The above 3 points are general rebuttals to the idea that real-time push will be pervasive.  There’s still a specific reason why 80legs would still maintain an advantage over real-time push, and that’s because our distributed architecture would still provide performance and cost advantages when it comes to accessing and processing web content.  Simply put, we can throw more bandwidth and compute power for looking at and processing web content then what someone could do on their own, with a centralized data center.

Let me finish off by saying that I do think real-time push is a really cool technology.  For things like pulling status updates, news, etc., it can be really useful.  But I think the vast majority of the web will always need to be crawled, for many different purposes that real-time push can’t provide.

Comparing 80legs to Yahoo! BOSS

Yahoo! recently announced a new pricing scheme for their BOSS platform, so we thought it would be a good idea to provide a comparison between 80legs and BOSS.

Web-Scale Development vs. Re-packaged Yahoo!

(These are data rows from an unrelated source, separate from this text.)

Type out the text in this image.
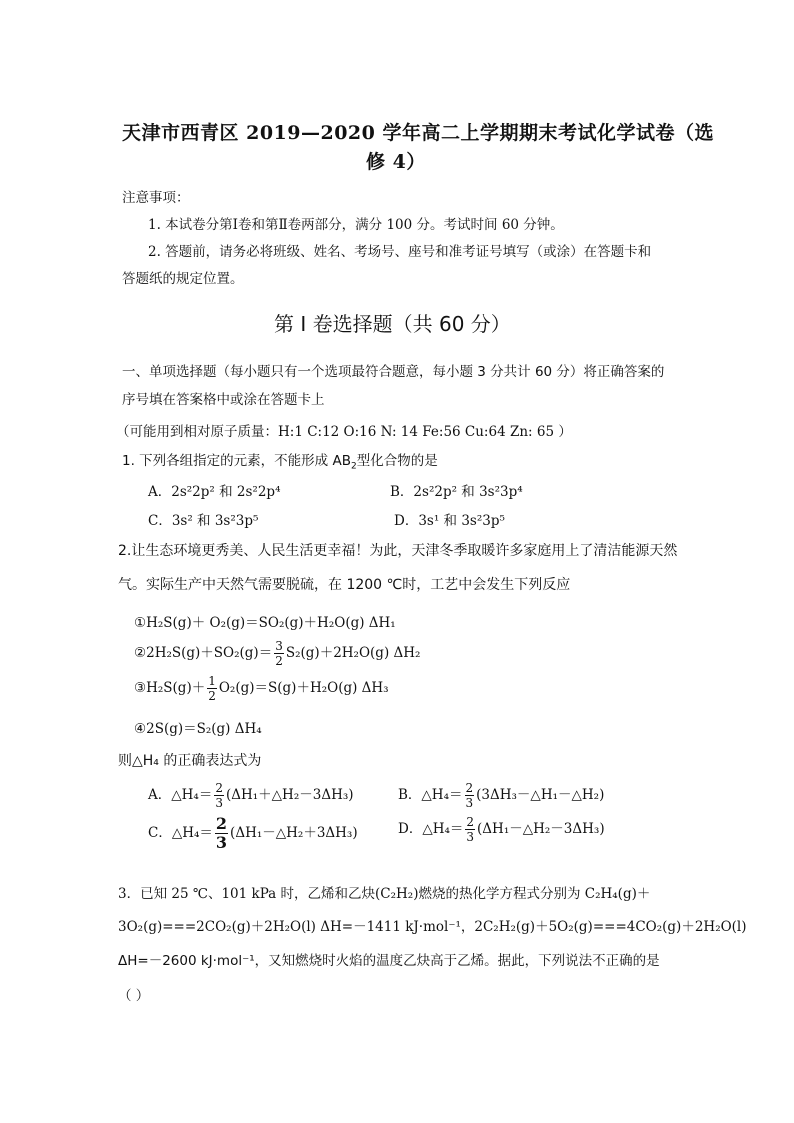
天津市西青区 2019—2020 学年高二上学期期末考试化学试卷（选
修 4）
注意事项：
1. 本试卷分第Ⅰ卷和第Ⅱ卷两部分，满分 100 分。考试时间 60 分钟。
2. 答题前，请务必将班级、姓名、考场号、座号和准考证号填写（或涂）在答题卡和
答题纸的规定位置。
第 I 卷选择题（共 60 分）
一、单项选择题（每小题只有一个选项最符合题意，每小题 3 分共计 60 分）将正确答案的
序号填在答案格中或涂在答题卡上
（可能用到相对原子质量：H:1 C:12 O:16 N: 14 Fe:56 Cu:64 Zn: 65 ）
1. 下列各组指定的元素，不能形成 $AB_2$型化合物的是
A．2s²2p² 和 2s²2p⁴	B．2s²2p² 和 3s²3p⁴
C．3s² 和 3s²3p⁵	D．3s¹ 和 3s²3p⁵
2.让生态环境更秀美、人民生活更幸福！为此，天津冬季取暖许多家庭用上了清洁能源天然
气。实际生产中天然气需要脱硫，在 1200 ℃时，工艺中会发生下列反应
①H₂S(g)＋ O₂(g)＝SO₂(g)＋H₂O(g) ΔH₁
②2H₂S(g)＋SO₂(g)＝ $\frac{3}{2} S_2(g)+2H_2O(g)$ ΔH₂
③H₂S(g)＋ $\frac{1}{2} O_2(g)=S(g)+H_2O(g)$ ΔH₃
④2S(g)＝S₂(g) ΔH₄
则△H₄ 的正确表达式为
A．△H₄＝ $\frac{2}{3}$ (ΔH₁＋△H₂－3ΔH₃)	B．△H₄＝ $\frac{2}{3}$ (3ΔH₃－△H₁－△H₂)
C．△H₄＝ $\frac{2}{3}$ (ΔH₁－△H₂＋3ΔH₃)	D．△H₄＝ $\frac{2}{3}$ (ΔH₁－△H₂－3ΔH₃)
3．已知 25 ℃、101 kPa 时，乙烯和乙炔(C₂H₂)燃烧的热化学方程式分别为 C₂H₄(g)＋
3O₂(g)===2CO₂(g)＋2H₂O(l) ΔH=－1411 kJ·mol⁻¹，2C₂H₂(g)＋5O₂(g)===4CO₂(g)＋2H₂O(l)
ΔH=－2600 kJ·mol⁻¹，又知燃烧时火焰的温度乙炔高于乙烯。据此，下列说法不正确的是
（ ）
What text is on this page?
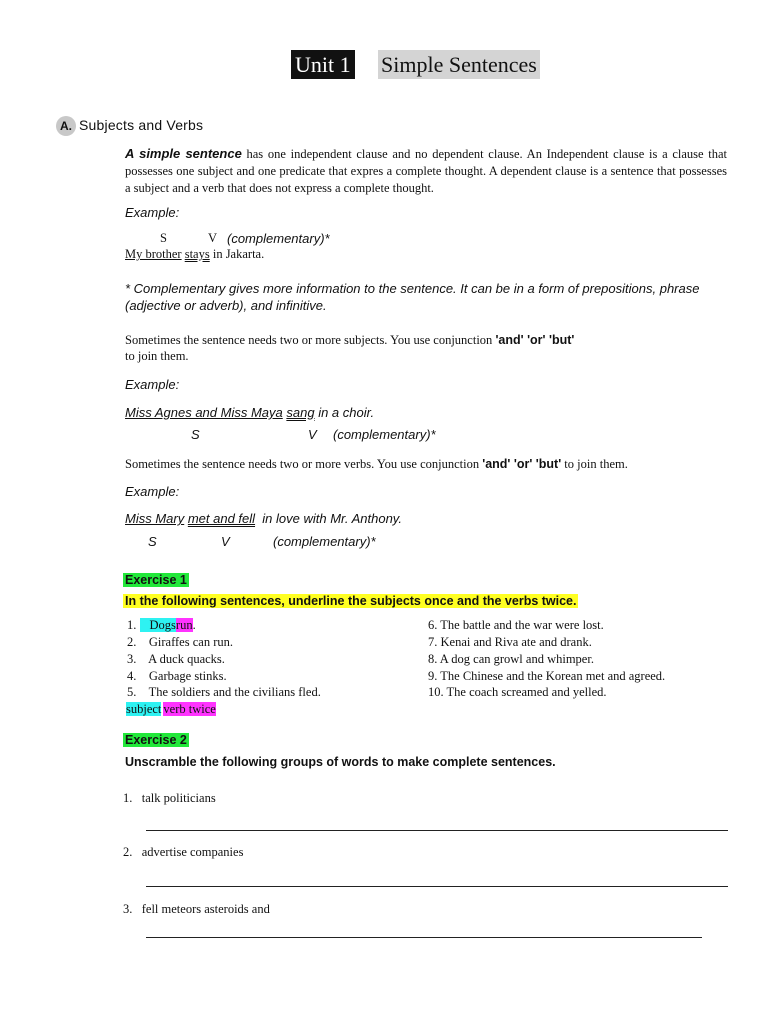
Unit 1 Simple Sentences
A. Subjects and Verbs
A simple sentence has one independent clause and no dependent clause. An Independent clause is a clause that possesses one subject and one predicate that expres a complete thought. A dependent clause is a sentence that possesses a subject and a verb that does not express a complete thought.
Example:
S	V (complementary)*
My brother stays in Jakarta.
* Complementary gives more information to the sentence. It can be in a form of prepositions, phrase (adjective or adverb), and infinitive.
Sometimes the sentence needs two or more subjects. You use conjunction 'and' 'or' 'but'
to join them.
Example:
Miss Agnes and Miss Maya sang in a choir.
S	V (complementary)*
Sometimes the sentence needs two or more verbs. You use conjunction 'and' 'or' 'but' to join them.
Example:
Miss Mary met and fell  in love with Mr. Anthony.
S	V	(complementary)*
Exercise 1
In the following sentences, underline the subjects once and the verbs twice.
1. Dogsrun.
2.    Giraffes can run.
3.    A duck quacks.
4.    Garbage stinks.
5.    The soldiers and the civilians fled.
6. The battle and the war were lost.
7. Kenai and Riva ate and drank.
8. A dog can growl and whimper.
9. The Chinese and the Korean met and agreed.
10. The coach screamed and yelled.
subject verb twice
Exercise 2
Unscramble the following groups of words to make complete sentences.
1.   talk politicians
2.   advertise companies
3.   fell meteors asteroids and
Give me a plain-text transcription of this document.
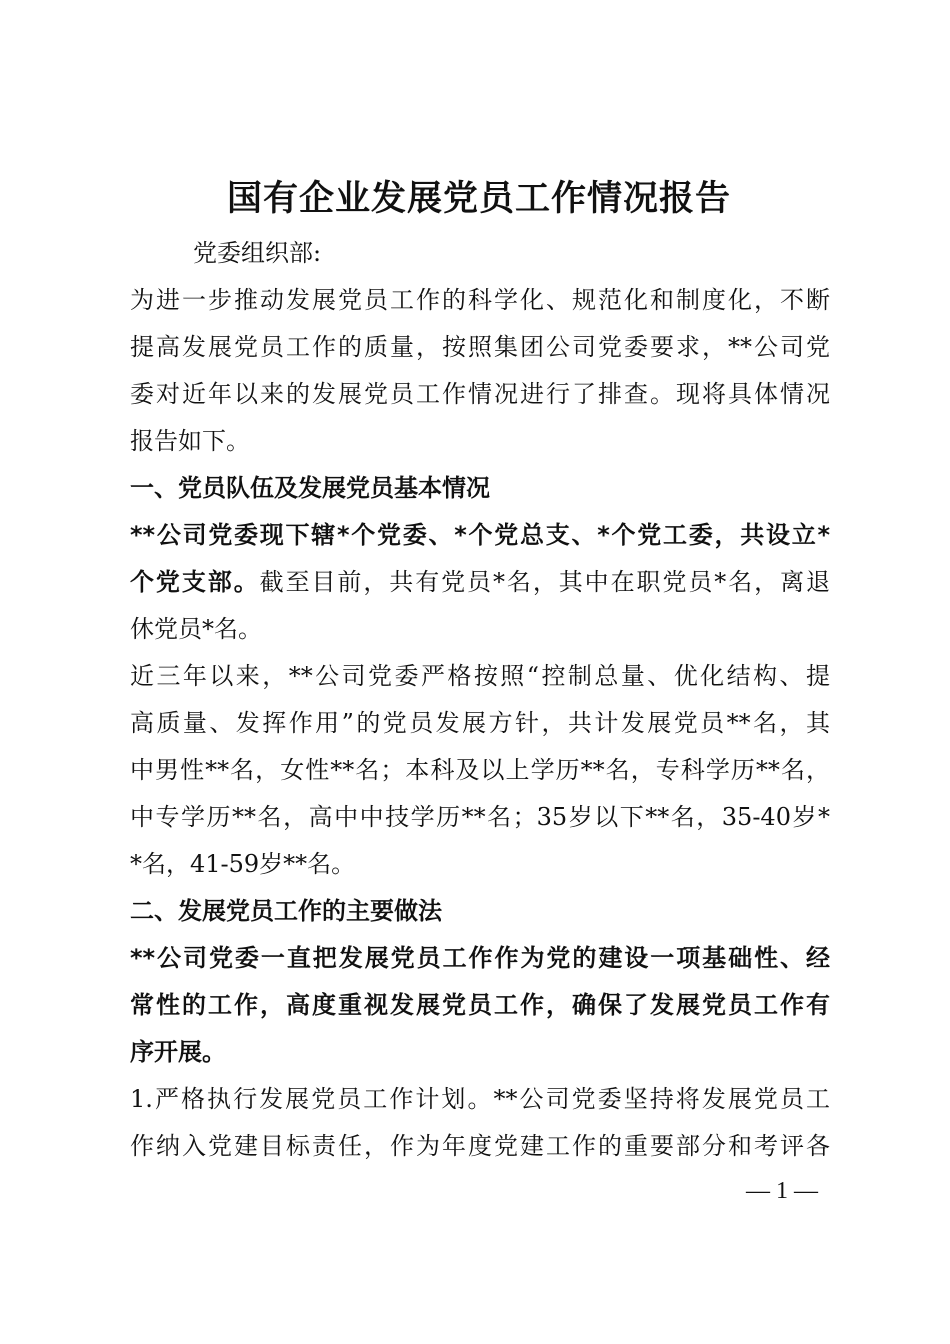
国有企业发展党员工作情况报告

党委组织部:

为进一步推动发展党员工作的科学化、规范化和制度化，不断

提高发展党员工作的质量，按照集团公司党委要求，**公司党

委对近年以来的发展党员工作情况进行了排查。现将具体情况

报告如下。

一、党员队伍及发展党员基本情况

**公司党委现下辖*个党委、*个党总支、*个党工委，共设立*

个党支部。截至目前，共有党员*名，其中在职党员*名，离退

休党员*名。

近三年以来，**公司党委严格按照“控制总量、优化结构、提

高质量、发挥作用”的党员发展方针，共计发展党员**名，其

中男性**名，女性**名；本科及以上学历**名，专科学历**名，

中专学历**名，高中中技学历**名；35岁以下**名，35-40岁*

*名，41-59岁**名。

二、发展党员工作的主要做法

**公司党委一直把发展党员工作作为党的建设一项基础性、经

常性的工作，高度重视发展党员工作，确保了发展党员工作有

序开展。

1.严格执行发展党员工作计划。**公司党委坚持将发展党员工

作纳入党建目标责任，作为年度党建工作的重要部分和考评各

— 1 —
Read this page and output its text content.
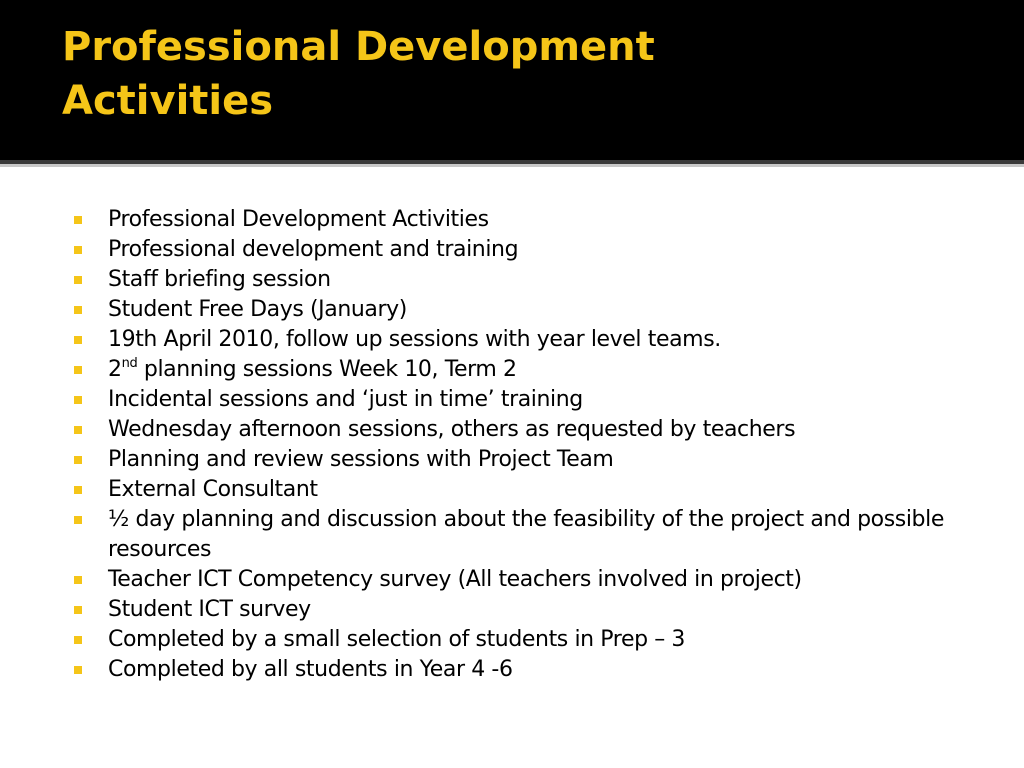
Professional Development
Activities
Professional Development Activities
Professional development and training
Staff briefing session
Student Free Days (January)
19th April 2010, follow up sessions with year level teams.
2nd planning sessions Week 10, Term 2
Incidental sessions and ‘just in time’ training
Wednesday afternoon sessions, others as requested by teachers
Planning and review sessions with Project Team
External Consultant
½ day planning and discussion about the feasibility of the project and possible resources
Teacher ICT Competency survey (All teachers involved in project)
Student ICT survey
Completed by a small selection of students in Prep – 3
Completed by all students in Year 4 -6
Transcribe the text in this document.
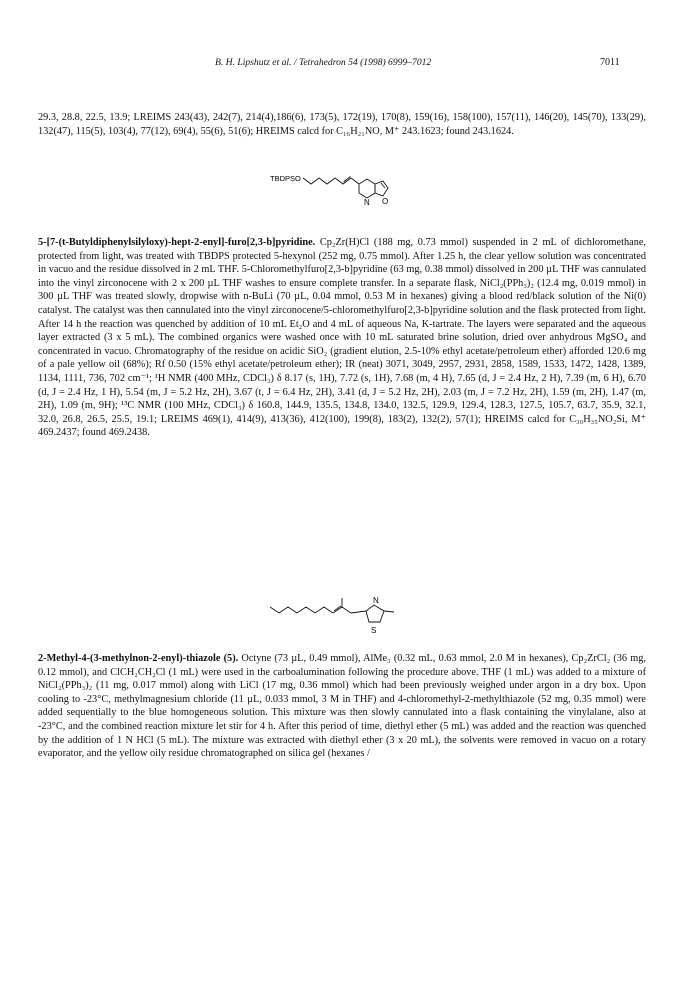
B. H. Lipshutz et al. / Tetrahedron 54 (1998) 6999–7012	7011

29.3, 28.8, 22.5, 13.9; LREIMS 243(43), 242(7), 214(4),186(6), 173(5), 172(19), 170(8), 159(16), 158(100), 157(11), 146(20), 145(70), 133(29), 132(47), 115(5), 103(4), 77(12), 69(4), 55(6), 51(6); HREIMS calcd for C₁₆H₂₁NO, M⁺ 243.1623; found 243.1624.

TBDPSO
N O

5-[7-(t-Butyldiphenylsilyloxy)-hept-2-enyl]-furo[2,3-b]pyridine. Cp₂Zr(H)Cl (188 mg, 0.73 mmol) suspended in 2 mL of dichloromethane, protected from light, was treated with TBDPS protected 5-hexynol (252 mg, 0.75 mmol). After 1.25 h, the clear yellow solution was concentrated in vacuo and the residue dissolved in 2 mL THF. 5-Chloromethylfuro[2,3-b]pyridine (63 mg, 0.38 mmol) dissolved in 200 µL THF was cannulated into the vinyl zirconocene with 2 x 200 µL THF washes to ensure complete transfer. In a separate flask, NiCl₂(PPh₃)₂ (12.4 mg, 0.019 mmol) in 300 µL THF was treated slowly, dropwise with n-BuLi (70 µL, 0.04 mmol, 0.53 M in hexanes) giving a blood red/black solution of the Ni(0) catalyst. The catalyst was then cannulated into the vinyl zirconocene/5-chloromethylfuro[2,3-b]pyridine solution and the flask protected from light. After 14 h the reaction was quenched by addition of 10 mL Et₂O and 4 mL of aqueous Na, K-tartrate. The layers were separated and the aqueous layer extracted (3 x 5 mL). The combined organics were washed once with 10 mL saturated brine solution, dried over anhydrous MgSO₄ and concentrated in vacuo. Chromatography of the residue on acidic SiO₂ (gradient elution, 2.5-10% ethyl acetate/petroleum ether) afforded 120.6 mg of a pale yellow oil (68%); Rf 0.50 (15% ethyl acetate/petroleum ether); IR (neat) 3071, 3049, 2957, 2931, 2858, 1589, 1533, 1472, 1428, 1389, 1134, 1111, 736, 702 cm⁻¹; ¹H NMR (400 MHz, CDCl₃) δ 8.17 (s, 1H), 7.72 (s, 1H), 7.68 (m, 4 H), 7.65 (d, J = 2.4 Hz, 2 H), 7.39 (m, 6 H), 6.70 (d, J = 2.4 Hz, 1 H), 5.54 (m, J = 5.2 Hz, 2H), 3.67 (t, J = 6.4 Hz, 2H), 3.41 (d, J = 5.2 Hz, 2H), 2.03 (m, J = 7.2 Hz, 2H), 1.59 (m, 2H), 1.47 (m, 2H), 1.09 (m, 9H); ¹³C NMR (100 MHz, CDCl₃) δ 160.8, 144.9, 135.5, 134.8, 134.0, 132.5, 129.9, 129.4, 128.3, 127.5, 105.7, 63.7, 35.9, 32.1, 32.0, 26.8, 26.5, 25.5, 19.1; LREIMS 469(1), 414(9), 413(36), 412(100), 199(8), 183(2), 132(2), 57(1); HREIMS calcd for C₃₀H₃₅NO₂Si, M⁺ 469.2437; found 469.2438.

N
S

2-Methyl-4-(3-methylnon-2-enyl)-thiazole (5). Octyne (73 µL, 0.49 mmol), AlMe₃ (0.32 mL, 0.63 mmol, 2.0 M in hexanes), Cp₂ZrCl₂ (36 mg, 0.12 mmol), and ClCH₂CH₂Cl (1 mL) were used in the carboalumination following the procedure above. THF (1 mL) was added to a mixture of NiCl₂(PPh₃)₂ (11 mg, 0.017 mmol) along with LiCl (17 mg, 0.36 mmol) which had been previously weighed under argon in a dry box. Upon cooling to -23°C, methylmagnesium chloride (11 µL, 0.033 mmol, 3 M in THF) and 4-chloromethyl-2-methylthiazole (52 mg, 0.35 mmol) were added sequentially to the blue homogeneous solution. This mixture was then slowly cannulated into a flask containing the vinylalane, also at -23°C, and the combined reaction mixture let stir for 4 h. After this period of time, diethyl ether (5 mL) was added and the reaction was quenched by the addition of 1 N HCl (5 mL). The mixture was extracted with diethyl ether (3 x 20 mL), the solvents were removed in vacuo on a rotary evaporator, and the yellow oily residue chromatographed on silica gel (hexanes /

Search

The biggest difference between 80legs and BOSS is that 80legs is a platform for developing your own web-scale applications while BOSS is an API for retrieving search results from Yahoo!.  In other words, with 80legs you can easily build any kind of web-scale app that accesses the entire Internet.  With BOSS, you are ultimately  re-packaging search results from Yahoo!.

Query Types

BOSS lets you make 4 types of queries:

  • Spelling
  • Web
  • News
  • Image

Each of these query types is logically the same type: keyword matching on text content.  The difference between the four is the result type you get with each one.  80legs has no limitations on query types.  With our service, you can do any of the following:

  • Keyword matching on text content (includes all 4 BOSS query ‘types’)
  • Visual matching on images (e.g., Is Image A similar to Image B?)
  • Programmatic queries (e.g., On which pages does the word ‘Obama’ appear 4 times?)
  • And any other query type you conceive

Because 80legs is an application development platform, you can create your own code to create any query type you want.

Filtering

Within some of the BOSS query types listed above, you can pass in a limited set of filter options to narrow down the result set your query returns.  For example, with web queries, you can choose from a set of 6 file types.  When filtering with 80legs, you pass in regular expressions instead of pre-defined options.  This gives the developer infinitely more freedom when it comes to filtering result sets.

Pricing

Here’s the pricing table for BOSS:

yahoobosspricing

Each unit costs $0.10.  This table is a bit opaque, but with a little math we can break it down as follows (MRR = million results returned):

  • $0.10 per MRR: off-peak use
  • $3.00 per MRR: 1,000 results/query, on-peak use
  • $10.00 per MRR: 100 results/query, on-peak use
  • $12.00 per MRR: 50 results/query, on-peak use
  • $30.00 per MRR: 10 results/query, on-peak use

The cost to use 80legs is more straightforward (MPC = million pages crawled):

  • $2.00 per MPC: for crawling/accessing content
  • $0.03 per CPU-hr: for computing/analysis performed on content

Now, this comparison is admittedly a bit of an apples to oranges comparison (hopefully we’ve impressed upon you that 80legs is a different animal and has way more features), but it gives you some sense of the difference in pricing.  Companies interested in serious web-scale development could potentially save a lot by going with BOSS during off-peak hours, but I wonder if they would be trying BOSS at all due to limitations we mentioned above.  (Also, it’s not clear what constitutes ‘off-peak’ at this point.)  Smaller users will be paying less on a per-unit basis.  Again, this is an apples-oranges scenario, so comparing the two pricing schemes is a bit odd, but we like to be thorough :).

Conclusion

80legs and BOSS are two very different things.  80legs is a platform for making any kind of web-scale application.  BOSS is a way to query Yahoo!.  80legs allows much more functionality and enables a  much wider variety of service and products looking to do interesting things with Internet data.